Carnegie Mellon University
May 22, 2025

Faculty Spotlight: Weijing Tang

By Stefanie Johndrow

Weijing Tang is an assistant professor in the Department of Statistics & Data Science whose research focuses on developing statistical methodology and theory for analyzing massive and complex data from interdisciplinary research.

Tell me about your scholarly work.

My recent research focuses on developing latent variable models and theory to understand data with complex dependency structures. By embedding observed data into an unobserved latent space, we gain the flexibility to provide interpretable insights into observed dependencies and so as to uncover hidden patterns that can guide further analysis. Along this line, I have been working on applications involving network data and electronic health records.

In network analysis, data points are not isolated; instead, they are connected by edges representing relationships, such as friendships in social networks. The formation of these relationships between nodes is highly dependent. For example, two nodes sharing many common neighbors are more likely to be connected. My research develops new statistical methods and theory to analyze real-world complex and heterogeneous network data to understand their formation mechanism.

In electronic health records (EHRs), many EHR features are highly granular and redundant due to the complicated clinical coding systems. Latent variable models naturally embed features with similar semantic meaning into nearby locations in the latent space, which leads to interpretable knowledge discovery from the massive EHRs.

How is your scholarly work adding to the greater field? 

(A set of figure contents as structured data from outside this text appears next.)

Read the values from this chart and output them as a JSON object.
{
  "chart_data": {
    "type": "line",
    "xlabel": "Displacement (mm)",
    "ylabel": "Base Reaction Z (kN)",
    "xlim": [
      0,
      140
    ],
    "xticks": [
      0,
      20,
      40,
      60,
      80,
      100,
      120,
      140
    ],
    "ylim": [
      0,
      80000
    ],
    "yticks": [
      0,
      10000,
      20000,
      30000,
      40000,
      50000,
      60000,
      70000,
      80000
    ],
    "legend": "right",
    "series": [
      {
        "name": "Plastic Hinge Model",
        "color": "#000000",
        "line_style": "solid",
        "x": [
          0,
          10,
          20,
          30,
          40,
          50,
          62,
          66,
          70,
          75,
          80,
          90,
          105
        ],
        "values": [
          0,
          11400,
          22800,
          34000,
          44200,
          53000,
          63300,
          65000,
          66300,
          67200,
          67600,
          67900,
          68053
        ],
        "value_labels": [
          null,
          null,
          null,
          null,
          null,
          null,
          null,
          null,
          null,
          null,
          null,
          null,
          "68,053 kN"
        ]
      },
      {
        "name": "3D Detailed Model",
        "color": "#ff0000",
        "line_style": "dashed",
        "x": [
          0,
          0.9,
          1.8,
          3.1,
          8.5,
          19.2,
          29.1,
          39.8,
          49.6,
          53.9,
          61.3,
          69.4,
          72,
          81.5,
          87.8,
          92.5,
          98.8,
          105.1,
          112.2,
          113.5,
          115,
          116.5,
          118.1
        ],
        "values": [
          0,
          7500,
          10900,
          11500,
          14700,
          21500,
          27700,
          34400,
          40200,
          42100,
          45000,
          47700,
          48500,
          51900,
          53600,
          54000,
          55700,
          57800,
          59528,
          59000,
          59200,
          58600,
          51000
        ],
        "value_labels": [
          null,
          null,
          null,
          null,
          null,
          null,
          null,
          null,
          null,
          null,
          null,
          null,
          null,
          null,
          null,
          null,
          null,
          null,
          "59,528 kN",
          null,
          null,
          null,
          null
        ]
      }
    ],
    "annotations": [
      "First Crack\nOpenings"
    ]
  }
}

The statistical tools I develop for understanding the formation mechanisms behind complex data structures are essential for interpretable and effective data analysis. For example, while EHRs provide rich longitudinal patient information and complement clinical trial data for clinical research, EHR data are often messy. Differences in coding languages across health systems, version inconsistencies over time and feature redundancy bring challenges for downstream analysis. Mapping these EHR features into a universal low-dimensional latent space through latent variable models creates a more efficient foundation for data analysis and offers a transferable framework for integrative knowledge discovery. Similarly, for network data, our methods uncover interpretable structures within heterogeneous complex systems, which provide insights into social, health and behavioral dynamics.

How did you become interested in this topic?

I studied mathematics as an undergraduate, and during my Ph.D., I had the opportunity to collaborate closely with clinicians. It was a very rewarding experience: sitting down with domain experts, understanding the questions that matter to them, translating those into mathematical problems, and then bringing solutions back to the table. During the COVID-19 pandemic, this understanding became even more personal. Together with colleagues, I participated in a data challenge organized by the American Heart Association to assess the effectiveness of public health policies. That experience reinforced how powerful and necessary it is to use data and statistical tools to answer urgent questions in health and society.

What are you most excited to accomplish as a faculty member at CMU?

Looking ahead, I want to build an interdisciplinary research program that advances statistical methodology for uncovering interpretable patterns in complex data and for addressing important questions in the health and social sciences. CMU’s strong tradition of fostering interdisciplinary collaboration provides an ideal environment for this goal. I look forward to working with faculty across campus to tackle challenges at the intersection of human behavior, health outcomes and AI. So far, I have established collaborations with faculty members in psychology and computer science. I am eager to continue expanding these collaborations and to contribute to CMU’s vibrant interdisciplinary community.

What are your goals for the next generation of scholars?

I want to help students build strong technical skills and cultivate the ability to think critically about how methods can be adapted and applied across diverse domains. My goal is to support them in becoming not only excellent statisticians but also thoughtful, collaborative researchers, prepared to tackle complex challenges and make meaningful contributions across a variety of fields.